Un hombre cualquiera distrae al aburrimiento de media tarde
observando la cotidianidad de las tiendas del barrio, desde la atalaya del balcón, tras las copas
de los árboles.
Entre la hilera de árboles que definen las líneas de fuga de
la calle, aparece el cascarrabias del piso de arriba, que rompe su marcial
rutina para acercarse a la farmacia en la intempestiva hora del descuento. No
esconde su antipatía por el gracioso loro que recibe a clientes y proveedores,
regalándole algún improperio, entre dientes, al plumado; mientras hace sonar la campanilla de la puerta de entrada. Al
día siguiente, el cambio de estación del verano al otoño, lleva a un hombre
cualquiera a visitar al dueño del loro, aunque le recibe una versión
rejuvenecida del mismo. Pero, lo más extraño es la ausencia de la simpática psitácida, que no se encontraba en su
acostumbrado pedestal con alpiste y jibia. Tras finalizar su compra y salir de
la farmacia, el vecino de arriba, con una inhabitual felicidad en su rostro, le
dedica un histórico buenos días, frente a su acostumbrado gruñido mañanero.
El atardecer agranda
las sombras hasta convertir la oscuridad en una gran negrura, que esconde las
vidas en la privacidad de los hogares. A media luz con las persianas a media
asta, un hombre cualquiera, al más puro estilo de un espía del MI6, se pasó
tarde y noche a la espera de alguna señal o rumor del piso de arriba. Sin
embargo, ni un solo graznido ni ningún esclarecedor sonido dejo sus sospechas
resueltas.
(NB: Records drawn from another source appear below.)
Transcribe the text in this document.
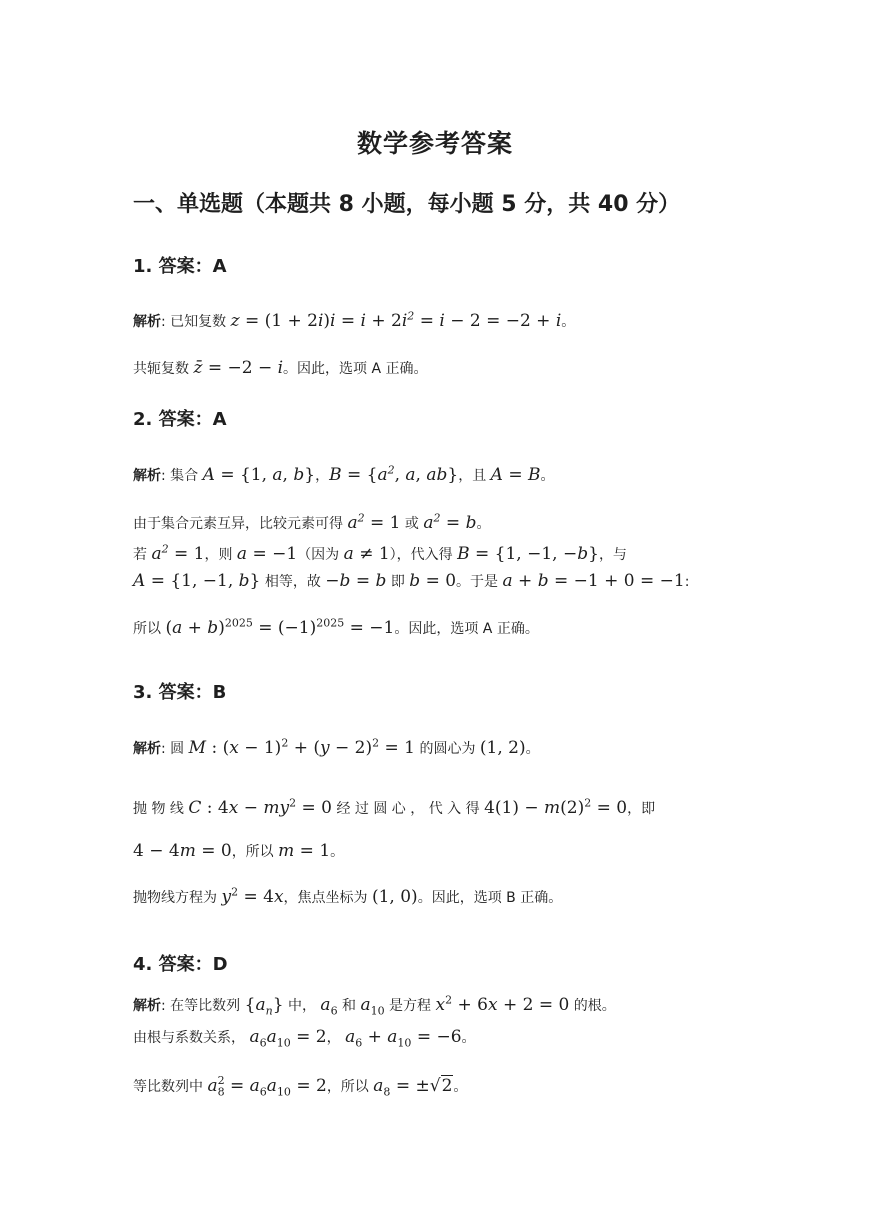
数学参考答案
一、单选题（本题共 8 小题，每小题 5 分，共 40 分）
1. 答案：A
解析: 已知复数 $z = (1 + 2i)i = i + 2i^2 = i - 2 = -2 + i$。
共轭复数 z̄ = −2 − i。因此，选项 A 正确。
2. 答案：A
解析: 集合 A = {1, a, b}，$B = \{a^2$, a, ab}，且 A = B。
由于集合元素互异，比较元素可得 $a^2 = 1$ 或 $a^2 = b$。
若 $a^2 = 1$，则 a = −1（因为 a ≠ 1），代入得 B = {1, −1, −b}，与
A = {1, −1, b} 相等，故 −b = b 即 b = 0。于是 a + b = −1 + 0 = −1:
所以 $(a + b)^{2025} = (-1)^{2025} = -1$。因此，选项 A 正确。
3. 答案：B
解析: 圆 M : $(x - 1)^2 + (y - 2)^2 = 1$ 的圆心为 (1, 2)。
抛 物 线 C : $4x - my^2 = 0$ 经 过 圆 心 ， 代 入 得 $4(1) - m(2)^2 = 0$，即
4 − 4m = 0，所以 m = 1。
抛物线方程为 $y^2 = 4x$，焦点坐标为 (1, 0)。因此，选项 B 正确。
4. 答案：D
解析: 在等比数列 $\{a_n\}$ 中， $a_6$ 和 $a_{10}$ 是方程 $x^2 + 6x + 2 = 0$ 的根。
由根与系数关系， $a_6a_{10} = 2$， $a_6 + a_{10} = -6$。
等比数列中 $a_8^2 = a_6a_{10} = 2$，所以 $a_8 = \pm√2$。
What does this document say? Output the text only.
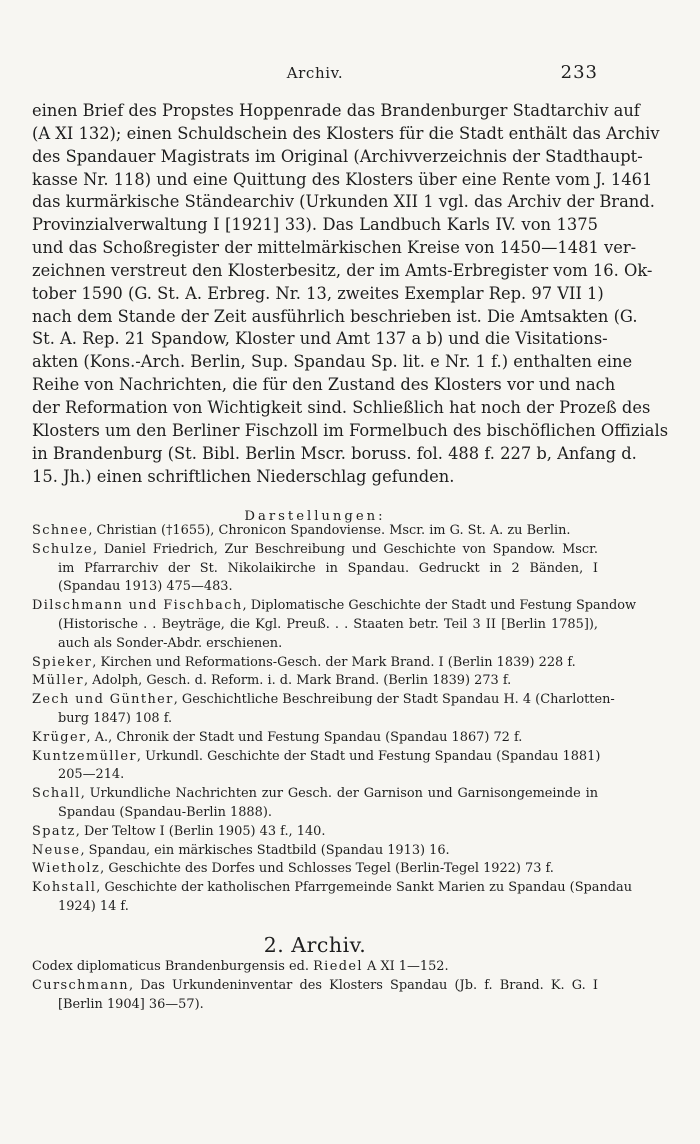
Archiv.	233
einen Brief des Propstes Hoppenrade das Brandenburger Stadtarchiv auf
(A XI 132); einen Schuldschein des Klosters für die Stadt enthält das Archiv
des Spandauer Magistrats im Original (Archivverzeichnis der Stadthaupt-
kasse Nr. 118) und eine Quittung des Klosters über eine Rente vom J. 1461
das kurmärkische Ständearchiv (Urkunden XII 1 vgl. das Archiv der Brand.
Provinzialverwaltung I [1921] 33). Das Landbuch Karls IV. von 1375
und das Schoßregister der mittelmärkischen Kreise von 1450—1481 ver-
zeichnen verstreut den Klosterbesitz, der im Amts-Erbregister vom 16. Ok-
tober 1590 (G. St. A. Erbreg. Nr. 13, zweites Exemplar Rep. 97 VII 1)
nach dem Stande der Zeit ausführlich beschrieben ist. Die Amtsakten (G.
St. A. Rep. 21 Spandow, Kloster und Amt 137 a b) und die Visitations-
akten (Kons.-Arch. Berlin, Sup. Spandau Sp. lit. e Nr. 1 f.) enthalten eine
Reihe von Nachrichten, die für den Zustand des Klosters vor und nach
der Reformation von Wichtigkeit sind. Schließlich hat noch der Prozeß des
Klosters um den Berliner Fischzoll im Formelbuch des bischöflichen Offizials
in Brandenburg (St. Bibl. Berlin Mscr. boruss. fol. 488 f. 227 b, Anfang d.
15. Jh.) einen schriftlichen Niederschlag gefunden.
Darstellungen:
Schnee, Christian (†1655), Chronicon Spandoviense. Mscr. im G. St. A. zu Berlin.
Schulze, Daniel Friedrich, Zur Beschreibung und Geschichte von Spandow. Mscr.
im Pfarrarchiv der St. Nikolaikirche in Spandau. Gedruckt in 2 Bänden, I
(Spandau 1913) 475—483.
Dilschmann und Fischbach, Diplomatische Geschichte der Stadt und Festung Spandow
(Historische . . Beyträge, die Kgl. Preuß. . . Staaten betr. Teil 3 II [Berlin 1785]),
auch als Sonder-Abdr. erschienen.
Spieker, Kirchen und Reformations-Gesch. der Mark Brand. I (Berlin 1839) 228 f.
Müller, Adolph, Gesch. d. Reform. i. d. Mark Brand. (Berlin 1839) 273 f.
Zech und Günther, Geschichtliche Beschreibung der Stadt Spandau H. 4 (Charlotten-
burg 1847) 108 f.
Krüger, A., Chronik der Stadt und Festung Spandau (Spandau 1867) 72 f.
Kuntzemüller, Urkundl. Geschichte der Stadt und Festung Spandau (Spandau 1881)
205—214.
Schall, Urkundliche Nachrichten zur Gesch. der Garnison und Garnisongemeinde in
Spandau (Spandau-Berlin 1888).
Spatz, Der Teltow I (Berlin 1905) 43 f., 140.
Neuse, Spandau, ein märkisches Stadtbild (Spandau 1913) 16.
Wietholz, Geschichte des Dorfes und Schlosses Tegel (Berlin-Tegel 1922) 73 f.
Kohstall, Geschichte der katholischen Pfarrgemeinde Sankt Marien zu Spandau (Spandau
1924) 14 f.
2. Archiv.
Codex diplomaticus Brandenburgensis ed. Riedel A XI 1—152.
Curschmann, Das Urkundeninventar des Klosters Spandau (Jb. f. Brand. K. G. I
[Berlin 1904] 36—57).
Iba a dejar toda esperanza de desenlace, cuando al filo de la media
noche, unos imprecisos pasos se arrastraron hasta la cocina, abriendo la puerta
del congelador con gran violencia. Tras unos segundos de incertidumbre, un peso
cayó al suelo, rompiéndose en mil añicos.
Y así un hombre cualquiera descubre con la poda otoñal que el loro y su dueño se han jubilado al piso de arriba con una buena despensa bajo sus pies contra virus y otoñales catarros al estrenar octubre.